Event organizer Mary Kay Royer said this year’s event will take place on Sunday, July 19 starting at noon.
One big change taking place deals with how you can get their famous “picnic dinners.” Dinners consist of barbecue or oven roasted chicken, or ham, along with mashed potatoes/gravy, noodles, green beans, baked beans, coleslaw, pickled eggs/beets, roll/butter and homemade desserts. Each costs $15 per adult and $7 for children under the age of 12.
This year they are offering a preorder option that consists of filling out a form and turning it in by July 10.
“The idea is that if you decide you want to fill out the form, to make it easier for people, they can actually fill it out and tell us when they want to come in and pick it up,” Royer said. “That way it’s not one huge line at one time because it is take-out only.”
Royer said by doing it this way, there is plenty of room to wait for the dinners and to practice proper social distancing.
“They can still get that good meal, but we won’t be serving it like we always do,” Royer said in comparison to past picnics.
For those wanting to preorder, you can pick up a form at the following places: Ace Hardware in Curwensville, Benton’s Market in Karthaus, Reed Brothers in Clearfield and the Visit Clearfield County office in Clearfield.
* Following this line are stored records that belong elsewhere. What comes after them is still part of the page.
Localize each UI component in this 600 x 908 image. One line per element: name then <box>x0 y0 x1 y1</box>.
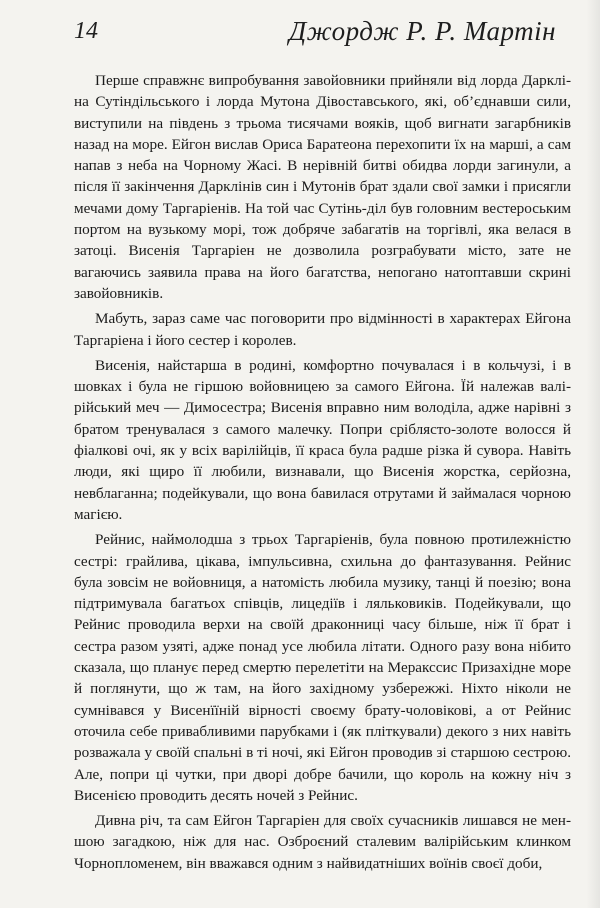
paragraph: Рейнис, наймолодша з трьох Таргаріенів, була повною протилежністю сестрі: грайлива, цікава, імпульсивна, схильна до фантазування. Рейнис була зовсім не войовниця, а натомість любила музику, танці й поезію; вона підтримувала багатьох співців, лицедіїв і ляльковиків. Подейкували, що Рейнис проводила верхи на своїй драконниці часу більше, ніж її брат і сестра разом узяті, адже понад усе любила літати. Одного разу вона нібито сказала, що планує перед смертю перелетіти на Меракссис Призахідне море й поглянути, що ж там, на його західному узбережжі. Ніхто ніколи не сумнівався у Висенїїній вірності своєму брату-чоловікові, а от Рейнис оточила себе привабливими парубками і (як пліткували) декого з них навіть розважала у своїй спальні в ті ночі, які Ейгон проводив зі старшою сестрою. Але, попри ці чутки, при дворі добре бачили, що король на кожну ніч з Висенією проводить десять ночей з Рейнис. <box>74 531 571 804</box>
paragraph: Мабуть, зараз саме час поговорити про відмінності в характерах Ейгона Таргаріена і його сестер і королев. <box>74 310 571 349</box>
paragraph: Перше справжнє випробування завойовники прийняли від лорда Даркліна Сутіндільського і лорда Мутона Дівоставського, які, об’єднавши сили, виступили на південь з трьома тисячами вояків, щоб вигнати загарбників назад на море. Ейгон вислав Ориса Баратеона перехопити їх на марші, а сам напав з неба на Чорному Жасі. В нерівній битві обидва лорди загинули, а після її закінчення Дарклінів син і Мутонів брат здали свої замки і присягли мечами дому Таргаріенів. На той час Сутінь-діл був головним вестероським портом на вузькому морі, тож добряче забагатів на торгівлі, яка велася в затоці. Висенія Таргаріен не дозволила розграбувати місто, зате не вагаючись заявила права на його багатства, непогано натоптавши скрині завойовників. <box>74 72 571 302</box>
body-text <box>74 70 571 878</box>
page-number: 14 <box>74 17 98 44</box>
page-edge-shadow <box>586 0 600 908</box>
paragraph: Дивна річ, та сам Ейгон Таргаріен для своїх сучасників лишався не меншою загадкою, ніж для нас. Озброєний сталевим валірійським клинком Чорнопломенем, він вважався одним з найвидатніших воїнів своєї доби, <box>74 812 571 872</box>
paragraph: Висенія, найстарша в родині, комфортно почувалася і в кольчузі, і в шовках і була не гіршою войовницею за самого Ейгона. Їй належав валірійський меч — Димосестра; Висенія вправно ним володіла, адже нарівні з братом тренувалася з самого малечку. Попри сріблясто-золоте волосся й фіалкові очі, як у всіх варілійців, її краса була радше різка й сувора. Навіть люди, які щиро її любили, визнавали, що Висенія жорстка, серйозна, невблаганна; подейкували, що вона бавилася отрутами й займалася чорною магією. <box>74 356 571 523</box>
running-title: Джордж Р. Р. Мартін <box>288 15 556 46</box>
page-header <box>74 10 556 52</box>
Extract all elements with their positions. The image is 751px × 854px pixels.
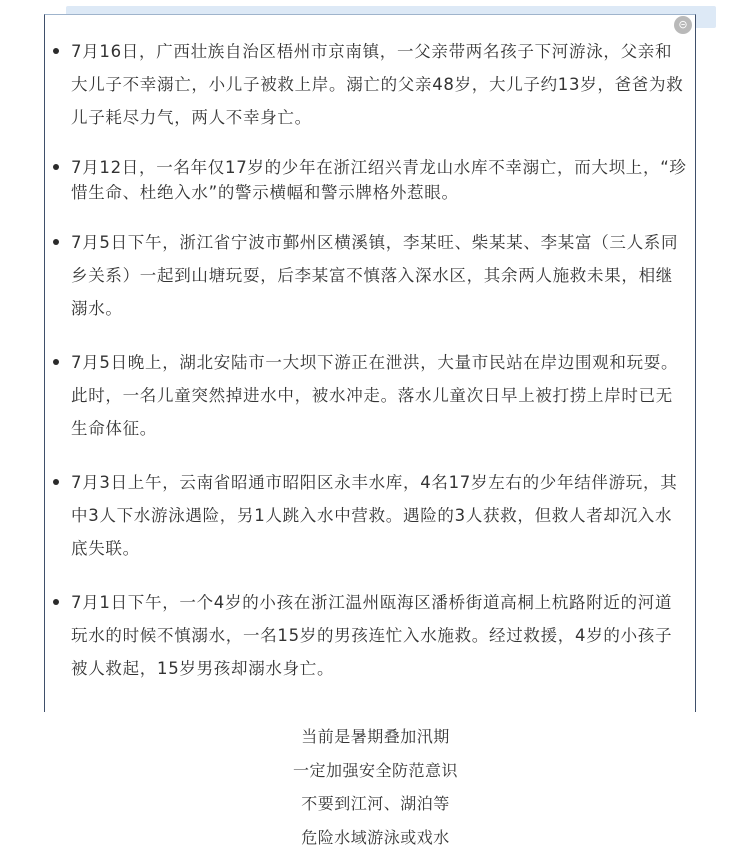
bullet-icon [53, 359, 59, 365]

You can then mail in that form to Dan and Diana Rowles at P.O. Box 161, Frenchville, PA 16836. Royer said you can also call them at 263-4160 to place an order and checks are made payable to St. Mary Church, Frenchville.
If you don’t preorder, Royer said you can still show up the day of and order one of the dinners if they do not sell out. Typically, Royer said they sell anywhere from 800 to 1,000 dinners each year.
Royer said she feels that it’s important — especially in times like these — that they are still able to come together as a community, “but still continue to be safe.”
While the dinners are technically take-out only, Royer said they will have picnic tables and other areas set up for those wanting to utilize them. There are also other items available and events taking place, such as ice cream, games, a French raffle, hayrides and more.
More information about the picnic — including its other activities — will be available at a later date.